These qualities would have been quite sufficient to assure his success in life on conventional lines. They would have made him rich, and perhaps famous, but they would never have made him a great inventor; for no one can do anything really great who is not a dreamer as well as a worker.
It was because he was a dreamer that he had sacrificed everything to the working out of his ideal, and risked his life on the chance of success, and it was for just the same reason that the tremendous purposes of the Brotherhood had been able to fire his imagination with luridly brilliant dreams of a gigantic world-tragedy in which he, armed with almost supernatural powers, should play the central part.
This of itself would have been enough to make all other considerations of trivial moment in his eyes, and to bind him irrevocably to the Brotherhood. He saw, it is true, that a frightful amount of slaughter and suffering would be the price either of success or failure in so terrific a struggle; but he also knew that that struggle was inevitable in some form or other, and whether he took a part in it or not.
But since the last sun had set a new element had come into his life, and was working in line with both his imagination and his ambition. So far he had lived his life without any other human love than what was bound up with his recollections of his home and his boyhood. As a man he had never loved any human being. Science had been his only mistress, and had claimed his undivided devotion, engrossing his mind and intellect completely, but leaving his heart free.
And now, as it were in an instant, a new mistress had come forward out of the unknown. She had put her hand upon his heart, and, though no words of human speech had passed between them, save the merest commonplaces, her soul had said to his, "This is mine. I have called it into life, and for me it shall live until the end."
He had heard this as plainly as though it had been said to him with the lips of flesh, and he had acquiesced in the imperious claim with a glad submission which had yet to be tinged with the hope that it might some day become a mastery.

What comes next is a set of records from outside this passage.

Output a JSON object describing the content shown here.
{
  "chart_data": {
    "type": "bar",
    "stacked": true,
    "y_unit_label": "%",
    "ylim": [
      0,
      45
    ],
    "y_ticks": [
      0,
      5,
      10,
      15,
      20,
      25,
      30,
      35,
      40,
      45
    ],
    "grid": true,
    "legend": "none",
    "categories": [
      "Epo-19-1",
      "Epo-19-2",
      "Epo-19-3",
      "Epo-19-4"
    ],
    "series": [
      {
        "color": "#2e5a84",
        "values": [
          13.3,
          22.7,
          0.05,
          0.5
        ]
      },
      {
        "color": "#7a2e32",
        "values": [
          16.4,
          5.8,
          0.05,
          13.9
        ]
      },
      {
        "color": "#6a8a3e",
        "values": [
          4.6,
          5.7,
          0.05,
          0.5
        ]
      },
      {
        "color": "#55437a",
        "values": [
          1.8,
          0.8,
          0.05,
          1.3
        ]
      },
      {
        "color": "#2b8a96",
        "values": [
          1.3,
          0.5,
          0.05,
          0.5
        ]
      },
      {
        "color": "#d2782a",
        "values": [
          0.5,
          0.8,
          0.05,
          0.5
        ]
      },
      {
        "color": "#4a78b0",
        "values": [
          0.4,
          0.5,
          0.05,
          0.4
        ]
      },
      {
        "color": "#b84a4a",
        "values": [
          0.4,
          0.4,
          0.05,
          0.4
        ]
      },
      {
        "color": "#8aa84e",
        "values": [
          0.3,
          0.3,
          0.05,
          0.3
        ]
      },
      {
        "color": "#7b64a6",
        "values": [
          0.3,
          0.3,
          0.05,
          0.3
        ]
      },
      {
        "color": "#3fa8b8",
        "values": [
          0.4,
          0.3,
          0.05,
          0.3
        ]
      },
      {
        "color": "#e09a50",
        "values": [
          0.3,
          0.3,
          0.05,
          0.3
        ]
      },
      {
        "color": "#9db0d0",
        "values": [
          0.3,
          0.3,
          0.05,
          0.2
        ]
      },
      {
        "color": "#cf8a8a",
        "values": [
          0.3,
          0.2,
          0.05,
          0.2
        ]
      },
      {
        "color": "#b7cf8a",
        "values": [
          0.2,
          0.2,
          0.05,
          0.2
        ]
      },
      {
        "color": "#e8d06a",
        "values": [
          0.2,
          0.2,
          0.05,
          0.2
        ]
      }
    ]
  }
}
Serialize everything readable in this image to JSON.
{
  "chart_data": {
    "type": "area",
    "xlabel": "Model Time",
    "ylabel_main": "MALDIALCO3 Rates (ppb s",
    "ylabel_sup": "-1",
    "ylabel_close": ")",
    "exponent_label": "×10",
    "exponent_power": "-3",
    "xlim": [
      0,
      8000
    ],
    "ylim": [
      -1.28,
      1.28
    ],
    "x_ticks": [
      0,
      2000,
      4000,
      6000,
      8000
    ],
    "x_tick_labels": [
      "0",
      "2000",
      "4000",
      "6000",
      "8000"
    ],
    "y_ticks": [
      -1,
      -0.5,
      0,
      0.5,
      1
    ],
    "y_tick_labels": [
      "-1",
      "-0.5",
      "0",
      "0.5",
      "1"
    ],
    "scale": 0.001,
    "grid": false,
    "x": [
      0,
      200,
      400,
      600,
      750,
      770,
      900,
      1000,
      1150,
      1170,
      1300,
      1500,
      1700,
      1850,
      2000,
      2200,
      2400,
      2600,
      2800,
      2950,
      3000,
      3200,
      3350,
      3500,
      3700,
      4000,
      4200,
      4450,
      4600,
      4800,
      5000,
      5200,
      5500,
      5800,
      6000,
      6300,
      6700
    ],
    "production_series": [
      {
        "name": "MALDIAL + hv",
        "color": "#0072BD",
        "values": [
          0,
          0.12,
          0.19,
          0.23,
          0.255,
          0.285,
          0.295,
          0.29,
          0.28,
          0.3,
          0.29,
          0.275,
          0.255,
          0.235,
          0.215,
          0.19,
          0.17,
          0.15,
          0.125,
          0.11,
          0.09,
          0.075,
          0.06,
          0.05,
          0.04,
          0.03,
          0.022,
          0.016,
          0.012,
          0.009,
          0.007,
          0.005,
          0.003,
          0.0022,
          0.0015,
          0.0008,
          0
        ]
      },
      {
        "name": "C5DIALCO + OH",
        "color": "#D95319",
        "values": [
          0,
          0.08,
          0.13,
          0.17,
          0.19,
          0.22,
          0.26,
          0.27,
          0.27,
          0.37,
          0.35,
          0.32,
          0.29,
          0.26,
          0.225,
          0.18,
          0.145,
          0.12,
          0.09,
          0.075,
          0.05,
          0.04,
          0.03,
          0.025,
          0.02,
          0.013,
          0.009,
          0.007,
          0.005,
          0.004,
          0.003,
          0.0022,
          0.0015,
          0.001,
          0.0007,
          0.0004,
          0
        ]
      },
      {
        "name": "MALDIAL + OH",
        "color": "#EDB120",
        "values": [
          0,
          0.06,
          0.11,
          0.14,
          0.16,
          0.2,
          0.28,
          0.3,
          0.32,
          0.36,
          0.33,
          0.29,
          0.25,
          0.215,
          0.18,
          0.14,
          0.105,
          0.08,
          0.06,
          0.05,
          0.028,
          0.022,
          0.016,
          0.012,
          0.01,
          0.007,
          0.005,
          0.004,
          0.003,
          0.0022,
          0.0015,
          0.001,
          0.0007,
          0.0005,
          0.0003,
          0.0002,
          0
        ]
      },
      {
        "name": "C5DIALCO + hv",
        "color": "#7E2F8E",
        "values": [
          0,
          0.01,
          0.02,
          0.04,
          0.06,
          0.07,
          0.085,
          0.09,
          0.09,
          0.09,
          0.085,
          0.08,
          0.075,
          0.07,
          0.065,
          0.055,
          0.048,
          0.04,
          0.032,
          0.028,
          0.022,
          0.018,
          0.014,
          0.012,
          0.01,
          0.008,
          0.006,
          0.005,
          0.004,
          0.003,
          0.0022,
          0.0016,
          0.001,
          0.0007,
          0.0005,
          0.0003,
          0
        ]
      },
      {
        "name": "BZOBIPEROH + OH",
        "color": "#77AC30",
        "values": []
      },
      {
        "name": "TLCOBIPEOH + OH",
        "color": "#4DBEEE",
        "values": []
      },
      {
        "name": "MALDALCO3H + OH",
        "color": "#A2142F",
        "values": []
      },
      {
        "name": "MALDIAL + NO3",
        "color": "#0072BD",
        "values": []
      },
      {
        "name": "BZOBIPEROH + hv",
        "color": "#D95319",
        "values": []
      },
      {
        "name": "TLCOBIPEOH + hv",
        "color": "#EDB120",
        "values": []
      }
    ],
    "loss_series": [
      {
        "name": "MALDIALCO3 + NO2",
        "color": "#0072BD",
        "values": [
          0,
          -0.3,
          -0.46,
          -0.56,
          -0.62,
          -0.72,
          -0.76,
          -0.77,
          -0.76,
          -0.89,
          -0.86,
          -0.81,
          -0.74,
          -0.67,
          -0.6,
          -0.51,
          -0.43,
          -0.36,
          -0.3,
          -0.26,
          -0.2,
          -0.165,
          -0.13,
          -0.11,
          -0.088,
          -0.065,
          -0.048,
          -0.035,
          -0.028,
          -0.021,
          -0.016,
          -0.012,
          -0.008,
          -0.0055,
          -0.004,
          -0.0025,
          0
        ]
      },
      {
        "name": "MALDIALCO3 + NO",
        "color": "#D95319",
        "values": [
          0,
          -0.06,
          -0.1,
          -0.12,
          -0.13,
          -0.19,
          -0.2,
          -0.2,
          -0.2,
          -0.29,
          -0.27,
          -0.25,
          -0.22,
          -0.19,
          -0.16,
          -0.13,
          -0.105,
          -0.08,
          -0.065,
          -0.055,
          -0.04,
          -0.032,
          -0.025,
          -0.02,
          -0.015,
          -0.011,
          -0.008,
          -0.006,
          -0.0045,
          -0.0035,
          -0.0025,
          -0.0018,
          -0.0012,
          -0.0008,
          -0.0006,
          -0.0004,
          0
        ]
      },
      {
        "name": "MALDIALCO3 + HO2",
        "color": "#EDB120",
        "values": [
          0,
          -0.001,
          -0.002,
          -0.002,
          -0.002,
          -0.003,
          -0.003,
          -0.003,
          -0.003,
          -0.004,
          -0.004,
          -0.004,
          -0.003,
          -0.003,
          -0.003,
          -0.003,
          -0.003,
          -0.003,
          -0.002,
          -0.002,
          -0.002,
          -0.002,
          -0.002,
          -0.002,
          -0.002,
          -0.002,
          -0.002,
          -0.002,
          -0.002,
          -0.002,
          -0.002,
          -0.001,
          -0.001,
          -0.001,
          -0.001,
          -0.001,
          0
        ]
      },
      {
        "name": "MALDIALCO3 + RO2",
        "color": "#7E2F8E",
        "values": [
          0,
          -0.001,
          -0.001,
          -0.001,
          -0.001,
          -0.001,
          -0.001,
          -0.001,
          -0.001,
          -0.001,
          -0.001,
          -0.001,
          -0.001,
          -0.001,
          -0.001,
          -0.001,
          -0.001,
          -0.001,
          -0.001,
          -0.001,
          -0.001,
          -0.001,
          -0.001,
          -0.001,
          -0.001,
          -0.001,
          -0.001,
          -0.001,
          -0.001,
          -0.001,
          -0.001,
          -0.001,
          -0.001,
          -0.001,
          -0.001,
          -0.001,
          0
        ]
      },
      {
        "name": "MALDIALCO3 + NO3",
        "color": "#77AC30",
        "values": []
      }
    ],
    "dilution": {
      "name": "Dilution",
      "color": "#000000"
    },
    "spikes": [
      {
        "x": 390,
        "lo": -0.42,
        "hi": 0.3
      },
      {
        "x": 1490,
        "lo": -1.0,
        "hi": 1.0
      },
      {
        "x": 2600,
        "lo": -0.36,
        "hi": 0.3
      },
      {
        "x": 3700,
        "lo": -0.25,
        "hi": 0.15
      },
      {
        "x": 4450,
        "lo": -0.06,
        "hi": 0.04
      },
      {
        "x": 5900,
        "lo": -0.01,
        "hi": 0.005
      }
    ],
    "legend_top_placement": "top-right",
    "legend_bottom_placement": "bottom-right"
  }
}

Thus, as the silent, sleepless hours went by, did he review over and over again the position in which he found himself on the threshold of his strange new life, until at last physical exhaustion brought sleep to his eyes if not to his brain, and he found himself flying over the hills and vales of dreamland in his air-ship, with the roar of battle and the smoke of ruined towns far beneath him, and Natasha at his side, sharing with him the dominion of the air that his genius had won.
At length Colston came in to tell him that the breakfast was spoiling, and that it was high time to get up if they intended to be in time for their appointment at Chelsea. This brought him out of bed with effective suddenness, and he made a hasty toilet for breakfast, leaving more important preparations until afterwards.
During the meal their conversation naturally turned chiefly on the visit that they were to pay, and Colston took the opportunity of explaining one or two things that it was necessary for him to know with regard to the new acquaintance that he was about to make at Chelsea.
"So far as the outside world is concerned," said he, "Natasha is the niece of the Princess Ornovski. She is the daughter of a sister of hers, who married an English gentleman, named Darrel, who was drowned with his wife about twelve years ago, when the Albania was wrecked off the coast of Portugal. The Princess had a sister, who was drowned with her husband in the Albania, and she left a daughter about Natasha's then age, but who died of consumption shortly after in Nice.